Thursday, March 15, 2007

Sawday's on Tour

Just back from three days in Wales, much of the time spent with the whole company on a mass bonding exercise. We swam, walked, talked, ate as if starving and danced the last night away in wild ceilidh excesses. The venue was the Druidstone Hotel, a triumph of laid-back professionalism. It is rarely empty, breaks most of the rules on 'how to run a hotel', fills itself with fun, music and people wanting to be unpretentiously human. When we arrived there was a 20-piece jazz band filling the space with an exultant clamour. But back to our own gathering: the best bit, in my view, was the ceildih. It put a grin on every face and held it there for hours. How else can one achieve that? In fact, I wonder if ceildihs might take the place of the corporate consultants who change the ways companies work?

5 Comments:

At 6:32 pm, Anonymous Anonymous said...

Thank you for the lovely comments - Druidstone is thriving and wasawarded the Waitrose/Observer best sited restaurant in Wales three weeks ago. Richard Hammond's "ecoescape" entry is lovely too. Can you thank him from us. More power to the elboxzw of your excellant guides. love Jane (the returned of miscellaneous articles of clothing!)

 
At 10:54 am, Anonymous Anonymous said...

You sound like a load of self indulgent narcissists to me, I cant think of anything more gut-turning than spending 3 days watching a bunch of self important publishing nobodies.

"Bonding over ceilidh". How very chi-chi and nouveau, darling. Get real. Don’t you ever think about not spending so much money on your over inflated pomposity ego driven nonsense? Why not donate the money you spent on this excess "look at me I’m so great" away-days to something more worthwhile.
The irony of you waffling on about the G8 and greed is classic

 
At 12:49 pm, Anonymous Anonymous said...

I agree with Anonymous. All this do-gooding is definitely a bad thing. Spending money on anything that offends PC matters of taste should be dealt with most severerly.
While where at it let's cancel Christmas, think of all the money donated to useful causes and we could put any money-grabbing free spirited enterprise out of work at the same time. Birthdays? A waste of time, sentimental, commercialised. Holidays? what's wrong with staying at home in my flat? Friends, why have them?
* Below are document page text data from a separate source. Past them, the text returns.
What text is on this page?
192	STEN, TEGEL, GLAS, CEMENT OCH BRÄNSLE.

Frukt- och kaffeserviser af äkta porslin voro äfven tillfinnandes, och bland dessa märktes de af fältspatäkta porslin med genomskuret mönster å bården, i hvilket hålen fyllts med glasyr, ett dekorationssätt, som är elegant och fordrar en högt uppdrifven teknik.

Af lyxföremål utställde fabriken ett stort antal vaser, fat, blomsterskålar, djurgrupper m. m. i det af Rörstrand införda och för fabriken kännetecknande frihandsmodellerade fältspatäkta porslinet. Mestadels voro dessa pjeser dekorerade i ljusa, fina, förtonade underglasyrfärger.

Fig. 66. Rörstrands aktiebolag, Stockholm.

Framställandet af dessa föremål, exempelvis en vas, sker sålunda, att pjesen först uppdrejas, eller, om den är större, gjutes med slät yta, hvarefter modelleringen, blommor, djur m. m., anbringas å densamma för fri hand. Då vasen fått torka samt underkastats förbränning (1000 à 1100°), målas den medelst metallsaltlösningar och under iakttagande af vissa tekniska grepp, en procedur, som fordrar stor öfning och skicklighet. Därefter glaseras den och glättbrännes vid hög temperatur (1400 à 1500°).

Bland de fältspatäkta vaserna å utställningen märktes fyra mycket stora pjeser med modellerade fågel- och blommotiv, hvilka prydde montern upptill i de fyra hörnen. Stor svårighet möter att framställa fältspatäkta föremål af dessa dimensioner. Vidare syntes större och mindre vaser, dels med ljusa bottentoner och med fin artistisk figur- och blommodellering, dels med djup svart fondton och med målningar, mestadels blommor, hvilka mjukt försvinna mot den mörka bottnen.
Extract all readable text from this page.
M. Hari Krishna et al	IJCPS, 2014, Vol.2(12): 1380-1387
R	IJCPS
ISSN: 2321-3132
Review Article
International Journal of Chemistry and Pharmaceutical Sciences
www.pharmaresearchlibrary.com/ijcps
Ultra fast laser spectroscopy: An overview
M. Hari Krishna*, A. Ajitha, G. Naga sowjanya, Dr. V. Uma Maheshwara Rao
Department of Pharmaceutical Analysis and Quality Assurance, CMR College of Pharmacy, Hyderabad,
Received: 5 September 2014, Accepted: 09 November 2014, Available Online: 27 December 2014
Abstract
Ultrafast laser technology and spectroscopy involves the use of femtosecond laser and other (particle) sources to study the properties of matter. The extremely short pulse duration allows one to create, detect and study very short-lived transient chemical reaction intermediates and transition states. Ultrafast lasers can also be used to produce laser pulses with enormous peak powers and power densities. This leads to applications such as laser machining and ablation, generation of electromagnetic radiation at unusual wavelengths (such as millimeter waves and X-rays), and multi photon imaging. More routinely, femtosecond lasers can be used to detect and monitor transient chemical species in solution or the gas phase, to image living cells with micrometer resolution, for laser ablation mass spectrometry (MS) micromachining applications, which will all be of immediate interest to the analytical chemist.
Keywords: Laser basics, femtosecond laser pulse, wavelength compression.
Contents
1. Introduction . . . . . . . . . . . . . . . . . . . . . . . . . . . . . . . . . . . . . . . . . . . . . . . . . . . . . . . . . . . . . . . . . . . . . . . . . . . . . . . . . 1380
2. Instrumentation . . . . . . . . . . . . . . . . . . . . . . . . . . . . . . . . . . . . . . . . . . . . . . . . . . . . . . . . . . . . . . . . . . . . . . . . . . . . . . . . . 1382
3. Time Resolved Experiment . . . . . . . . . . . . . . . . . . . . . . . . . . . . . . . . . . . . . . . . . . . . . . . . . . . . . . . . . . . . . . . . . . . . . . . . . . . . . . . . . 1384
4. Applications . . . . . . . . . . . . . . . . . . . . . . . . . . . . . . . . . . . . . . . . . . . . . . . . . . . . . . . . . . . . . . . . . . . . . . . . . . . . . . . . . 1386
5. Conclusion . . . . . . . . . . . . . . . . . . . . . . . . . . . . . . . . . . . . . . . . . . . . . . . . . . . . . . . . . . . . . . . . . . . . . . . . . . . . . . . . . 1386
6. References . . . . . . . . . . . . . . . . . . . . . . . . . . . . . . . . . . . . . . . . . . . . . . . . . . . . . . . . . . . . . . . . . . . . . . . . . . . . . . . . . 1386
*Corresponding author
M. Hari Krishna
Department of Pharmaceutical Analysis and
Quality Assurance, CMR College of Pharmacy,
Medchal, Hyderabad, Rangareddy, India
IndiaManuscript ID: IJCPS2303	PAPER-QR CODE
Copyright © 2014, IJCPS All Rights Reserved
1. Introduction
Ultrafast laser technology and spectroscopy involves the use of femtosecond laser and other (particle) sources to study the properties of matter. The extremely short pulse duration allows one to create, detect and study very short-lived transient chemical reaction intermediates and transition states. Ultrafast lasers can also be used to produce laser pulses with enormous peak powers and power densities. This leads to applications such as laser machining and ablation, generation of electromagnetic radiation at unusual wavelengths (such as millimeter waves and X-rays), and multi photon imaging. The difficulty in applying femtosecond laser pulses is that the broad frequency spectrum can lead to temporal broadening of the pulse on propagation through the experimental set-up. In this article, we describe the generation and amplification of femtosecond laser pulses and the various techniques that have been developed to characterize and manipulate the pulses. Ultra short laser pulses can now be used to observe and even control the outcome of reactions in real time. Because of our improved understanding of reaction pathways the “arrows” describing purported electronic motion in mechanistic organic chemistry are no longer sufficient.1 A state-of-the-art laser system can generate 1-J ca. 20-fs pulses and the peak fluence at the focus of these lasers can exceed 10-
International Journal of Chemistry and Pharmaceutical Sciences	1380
Family, to much hassle.... better stay at home and write miserable emails about people who have sickeningly gone out and organised something fun and not invited me.

 
At 1:58 pm, Anonymous Anonymous said...

I agree with the first anonymous post. The second one needs a course on diction and grammar, although is mildly amusing.

For what its worth, I think your guides are good, but not great. You have succumbed to the filthy lucre and obviously need to feed your over inflated ego with creaming off the profits for this pointless bonding nonsense. The guides are written in such a way that one is led to believe each entry is there on merit, not on how big the cheque is or how "in" the owners might be with Mr Sawdays chi chi set.

 
At 4:54 pm, Anonymous Anonymous said...

Anonymous 3 - I am shocked that you think that entries in the guide are there because of the size of their cheque or how "in" they are with the publishers.

My holiday home is included in the French Holiday Homes guide, and I can vouch that we had to jump through hoops to be included. We had a very thorough inspection visit which took nearly 3 hours, and although we do have to pay to be included in the book and website, the cost is minimal, no more expensive than other major online rental listing sites which feature thousands of properties, none of which have been inspected. I do not know Mr Sawday, nor any of his "chi chi" set. However, I do know of at least one person who applied to be in the guide, and who has a very nice property, yet it was still rejected after the inspection.